Last week, US Treasury yields declined across the curve, with the 10-year yield falling 4 basis points, as a temporary ceasefire in the Middle East helped ease some inflation concerns. Regional USD bond indices saw yields compress, with sovereign indices, particularly in Africa and the Middle East, showing a more pronounced weekly tightening than their corporate counterparts. Global stock markets rallied, led by the Nikkei 225 and US tech indices, amid a broader relief rally. The US dollar weakened against core currencies like the Euro and British Pound. Key commodities were mixed, with Brent crude oil prices falling sharply on the week while silver gained.

In emerging markets, last week saw notable price movements driven by specific corporate and sectoral developments. Bonds of SQM (Sociedad Quimica y Minera de Chile) rose as Bank of America and Berenberg raised earnings forecasts, supported by a lithium price rally due to supply cutbacks. Conversely, Aegea Saneamento e Participacoes bonds declined following the company's closure of a R$225 million debenture sale for development. Qatar National Bank bonds also softened as its third-quarter net profit slipped due to higher provisions, amid mixed Gulf market sentiment linked to oil weakness.

In developed markets, last week, bond prices for CoreWeave rose following the announcement of a major $21 billion AI infrastructure deal with Meta and an upsized convertible notes offering. Aptiv's bonds also gained after the company accepted a cash tender offer for a portion of its 2032 notes. Conversely, Teck Resources saw its bond prices decline amid market concerns over stock valuation and ahead of its upcoming earnings report.

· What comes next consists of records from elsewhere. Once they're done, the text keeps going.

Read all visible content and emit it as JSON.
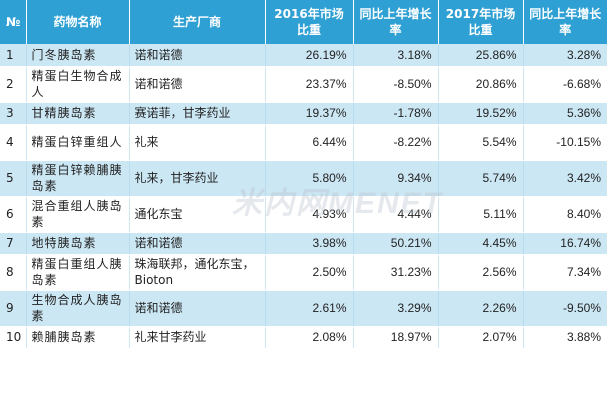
{
  "headers": [
    "№",
    "药物名称",
    "生产厂商",
    "2016年市场比重",
    "同比上年增长率",
    "2017年市场比重",
    "同比上年增长率"
  ],
  "rows": [
    {
      "no": "1",
      "name": "门冬胰岛素",
      "maker": "诺和诺德",
      "share2016": "26.19%",
      "growth2016": "3.18%",
      "share2017": "25.86%",
      "growth2017": "3.28%"
    },
    {
      "no": "2",
      "name": "精蛋白生物合成人",
      "maker": "诺和诺德",
      "share2016": "23.37%",
      "growth2016": "-8.50%",
      "share2017": "20.86%",
      "growth2017": "-6.68%"
    },
    {
      "no": "3",
      "name": "甘精胰岛素",
      "maker": "赛诺菲，甘李药业",
      "share2016": "19.37%",
      "growth2016": "-1.78%",
      "share2017": "19.52%",
      "growth2017": "5.36%"
    },
    {
      "no": "4",
      "name": "精蛋白锌重组人",
      "maker": "礼来",
      "share2016": "6.44%",
      "growth2016": "-8.22%",
      "share2017": "5.54%",
      "growth2017": "-10.15%"
    },
    {
      "no": "5",
      "name": "精蛋白锌赖脯胰岛素",
      "maker": "礼来，甘李药业",
      "share2016": "5.80%",
      "growth2016": "9.34%",
      "share2017": "5.74%",
      "growth2017": "3.42%"
    },
    {
      "no": "6",
      "name": "混合重组人胰岛素",
      "maker": "通化东宝",
      "share2016": "4.93%",
      "growth2016": "4.44%",
      "share2017": "5.11%",
      "growth2017": "8.40%"
    },
    {
      "no": "7",
      "name": "地特胰岛素",
      "maker": "诺和诺德",
      "share2016": "3.98%",
      "growth2016": "50.21%",
      "share2017": "4.45%",
      "growth2017": "16.74%"
    },
    {
      "no": "8",
      "name": "精蛋白重组人胰岛素",
      "maker": "珠海联邦，通化东宝，Bioton",
      "share2016": "2.50%",
      "growth2016": "31.23%",
      "share2017": "2.56%",
      "growth2017": "7.34%"
    },
    {
      "no": "9",
      "name": "生物合成人胰岛素",
      "maker": "诺和诺德",
      "share2016": "2.61%",
      "growth2016": "3.29%",
      "share2017": "2.26%",
      "growth2017": "-9.50%"
    },
    {
      "no": "10",
      "name": "赖脯胰岛素",
      "maker": "礼来甘李药业",
      "share2016": "2.08%",
      "growth2016": "18.97%",
      "share2017": "2.07%",
      "growth2017": "3.88%"
    }
  ],
  "watermark": "米内网MENET"
}
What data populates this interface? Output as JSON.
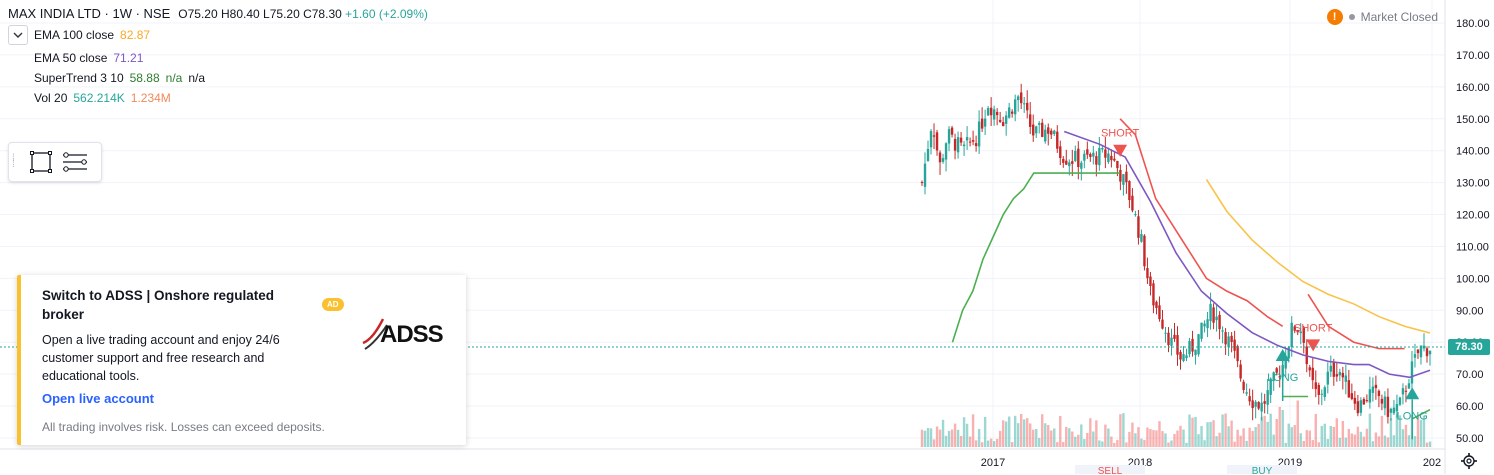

Bond market news and Research Hub highlights of the last week include a focus on persistent geopolitical tensions in the Middle East, which continue to drive inflation expectations and bond yields despite a temporary ceasefire. Research indicates that while markets have reacted to these shocks, historical patterns suggest they are resilient, even as the situation strains a fragile truce and keeps oil prices volatile. Additionally, bank stocks are viewed as potentially undervalued ahead of earnings, offering a potential reset after a weak quarter.